屋里传来咳嗽声,陈孝雨顾不得拿东西,走上台阶,脱鞋的功夫,颂猜已经拄着拐杖到门口。
“来了?”
“来了来了。”陈孝雨扶着爷爷胳膊带他进屋,屋里幽凉,开了空调。
颂猜平常不习惯吹空调,但孝雨要来,他早早打开等。
“穿长袖不热?”颂猜故意要让他去换。
本来就为了遮伤痕,陈孝雨不肯去,他折腾出来的伤结了疤,虽不是留疤体质,总得给疤痕消下去的时间吧。况且,身上有不少吻痕…
陈孝雨抓了把花生低头慢慢剥。怀叔进来问好,将带来的礼物放在桌上,坐过来倒水,说:“都检查过了,没伤。”
“阿梅太不像话了!”颂猜一巴掌拍在茶几上,碟子里剥好的花生蹦起来,满桌子滚,“怎么真敢陪你胡闹!”
怀叔没说话,陈孝雨当然也不敢说,硬着头皮道:“阿梅都听我的…要揍也先揍我!”
颂猜气得用拐杖打他的腿,没用什么力,陈孝雨滚到地上喊疼。颂猜让他挪过去点滚,问怀叔,“阿才又是怎么回事?”
怀叔默了默,“罚过他了。”
陈孝雨不蛄蛹了,抬头看怀叔,什么叫罚过了,“那次也是我,跟阿才没关系!”
颂猜让陈孝雨把手伸过来,推开衣袖,两面翻了翻,没有疤。
“真没事。”陈孝雨把袖子放下来,“爷爷,我心里有数。”
“身边不跟人,被打了不说,连我也得听别人说。”颂猜起身便赶人,“走吧,都走,是死是活我不管了。”

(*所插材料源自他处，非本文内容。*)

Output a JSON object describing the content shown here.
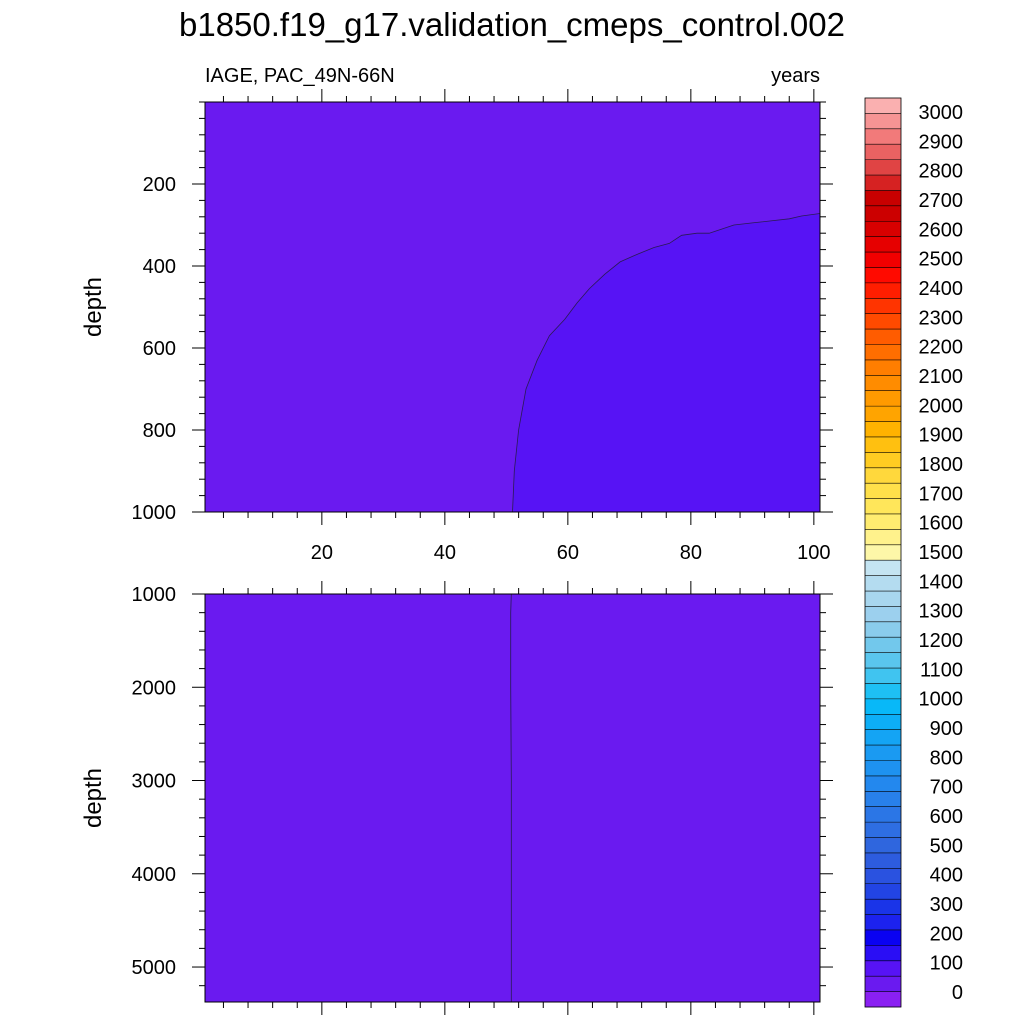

“爷爷,你坐。”陈孝雨握着他的手,上了年纪,手皮松,抻直了就出现一层层堆叠起的褶皱。陈孝雨搓啊搓,能搓平似的,“我怕你担心,但我已经大了,会照顾自己。”
颂猜冷冷哼一声,“你叔不说,我又怎么能知道你的情况?”
“怀叔已经替你说过我了,真的。”
怀叔接话道:“批评过,他也保证不再犯。”
“你向着阿雨不是一两天,”颂猜还是生气,也只气一会儿,问陈孝雨这回待几天。
“五天,我要好好陪爷爷。”
颂猜被哄好了,要亲自下厨,那条鱼还是他前天亲自钓上来,养在水缸里等陈孝雨来吃。爷爷出去挑新鲜的菜,陈孝雨趁机溜出去找阿梅。说是被罚了,阿梅人也还好好的,穿着老头衫,晒黑不少,背影老远看着,还真和柴大勇有几分相似。